Spend money and create a lot of noise. Everyone said, this is not a pay TV market. We said thats why it should work because its not a pay TV market and we want to create one.
Suddenly, within a span of two years, the market grew from 200,000 pay TV subscribers to about a million. And everybody grew, not just Astro.
The average pay TV revenue per user (RPU) was possibly one of the highest in that part of the world. This is not a comparison with Europe. Here, people were paying about US $24.
RPU in India is about US $4. Malaysia does about US $27 after 15 years of pay TV. Indonesia was at US $24 and we went up to 26. That was the amazing thing about pay TV, but Astro had to leave the country and the momentum finally died. Otherwise, if the tempo had been sustained, pay TV would have had at least three to four million of the 30 million households, which is about 10% of the market.
It is only when some pay TV operator in the region will invest heavily in content that it will do well. Unfortunately, in FTA, you dont get the content you want in a psychographic or demographic manner.
What will be the big driver for pay TV?
HD. This is a big driver for both a distribution company and also for the channels. People are willing to pay a premium to watch genres like sports and real life programmes like National Geographic and Discovery Channel.
Even news in HD is stunning although that has not been explored that much.
Once you watch cricket or football in HD, you wont be able to go back to SD.
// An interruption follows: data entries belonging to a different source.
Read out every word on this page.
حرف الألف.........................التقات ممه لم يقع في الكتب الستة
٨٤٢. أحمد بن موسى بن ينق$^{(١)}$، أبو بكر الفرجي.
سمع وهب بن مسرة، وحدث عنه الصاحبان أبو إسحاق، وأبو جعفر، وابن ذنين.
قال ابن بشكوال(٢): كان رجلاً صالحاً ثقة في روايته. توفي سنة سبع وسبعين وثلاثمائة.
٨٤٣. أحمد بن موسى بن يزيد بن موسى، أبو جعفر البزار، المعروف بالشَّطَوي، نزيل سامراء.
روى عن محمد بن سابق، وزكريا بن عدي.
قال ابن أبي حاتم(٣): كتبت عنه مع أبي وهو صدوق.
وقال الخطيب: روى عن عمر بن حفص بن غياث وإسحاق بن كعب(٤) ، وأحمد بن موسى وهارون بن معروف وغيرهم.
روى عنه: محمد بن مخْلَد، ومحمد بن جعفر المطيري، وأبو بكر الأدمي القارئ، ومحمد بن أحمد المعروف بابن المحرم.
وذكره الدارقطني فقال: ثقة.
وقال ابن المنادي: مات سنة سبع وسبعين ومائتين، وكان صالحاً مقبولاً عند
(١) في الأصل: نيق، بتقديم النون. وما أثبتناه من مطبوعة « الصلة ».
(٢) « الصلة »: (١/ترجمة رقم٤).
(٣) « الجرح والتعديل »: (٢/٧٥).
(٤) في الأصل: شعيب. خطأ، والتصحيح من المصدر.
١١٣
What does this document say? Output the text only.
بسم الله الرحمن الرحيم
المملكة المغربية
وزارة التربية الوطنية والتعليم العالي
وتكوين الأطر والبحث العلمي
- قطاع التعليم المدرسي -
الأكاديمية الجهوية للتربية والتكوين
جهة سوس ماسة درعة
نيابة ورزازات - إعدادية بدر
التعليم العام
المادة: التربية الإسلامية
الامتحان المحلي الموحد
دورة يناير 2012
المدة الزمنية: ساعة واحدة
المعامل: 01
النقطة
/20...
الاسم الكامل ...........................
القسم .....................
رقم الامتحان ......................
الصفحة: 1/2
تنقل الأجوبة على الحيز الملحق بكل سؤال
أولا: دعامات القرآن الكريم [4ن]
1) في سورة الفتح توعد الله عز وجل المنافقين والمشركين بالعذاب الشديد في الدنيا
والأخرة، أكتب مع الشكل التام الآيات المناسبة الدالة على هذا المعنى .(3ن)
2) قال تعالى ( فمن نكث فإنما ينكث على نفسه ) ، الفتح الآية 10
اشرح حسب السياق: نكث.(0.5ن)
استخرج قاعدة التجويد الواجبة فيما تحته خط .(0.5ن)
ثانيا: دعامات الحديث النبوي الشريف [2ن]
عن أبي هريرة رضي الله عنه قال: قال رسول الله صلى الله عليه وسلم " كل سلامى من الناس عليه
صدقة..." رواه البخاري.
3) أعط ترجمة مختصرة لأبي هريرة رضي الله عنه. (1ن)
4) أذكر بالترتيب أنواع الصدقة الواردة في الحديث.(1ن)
When the India-West Indies series was played, we had a specific beam in HD which was given to all the operators in India. The World Cup for cricket was entirely available in HD and did amazing numbers for ESPN Star Sports in India.
HD is the way to go.
Its a big incentive for pay TV operators, channel producers and broadcasters because you will have more eye balls and, therefore, revenue.
There have been rumours that you will be launching an HD channel?
Yes, we are in the process of launching an HD channel. It will be called Ten HD. We are looking at launching it in Q3 of this year. It is being played out from Dubai.
It will have a mix of everything. Whatever is available in HD, which is relevant to our audience, will be broadcast on that channel.
What is your opinion about 3D?
3D in TV is a non starter, according to me. Im not saying 3D technology is dead. It is still evolving.
As far as the cinema business is concerned, we have seen that 3D box office appeal in America has dwindled in the last six to 12 mths. There was a big hype with 3D and then, every film today has a 3D version to it because 3D was like HD some years back.
People find the technology a bit intrusive with the ophthalmic devices, which you have to use to watch the movie. If you wear glasses, it could be a deterrent. I dread it when my kids say, we want to watch 3D.
3D technology, however, will change. Its still in its infancy. Maybe the screen will evolve. At the last World Cup, Astro showed some of the semi finals and finals in 3D but it didnt have too much uptake.
First you need a 3D TV, then you need five glasses if there are five people in the house and they all have to huddle together to watch it. It has its limitations.
3D is a large screen experience for now and it has a long way to go.
By comparison, HD is tapping everybody on the shoulder and saying, turn me into HD because I give you better image quality and better audio.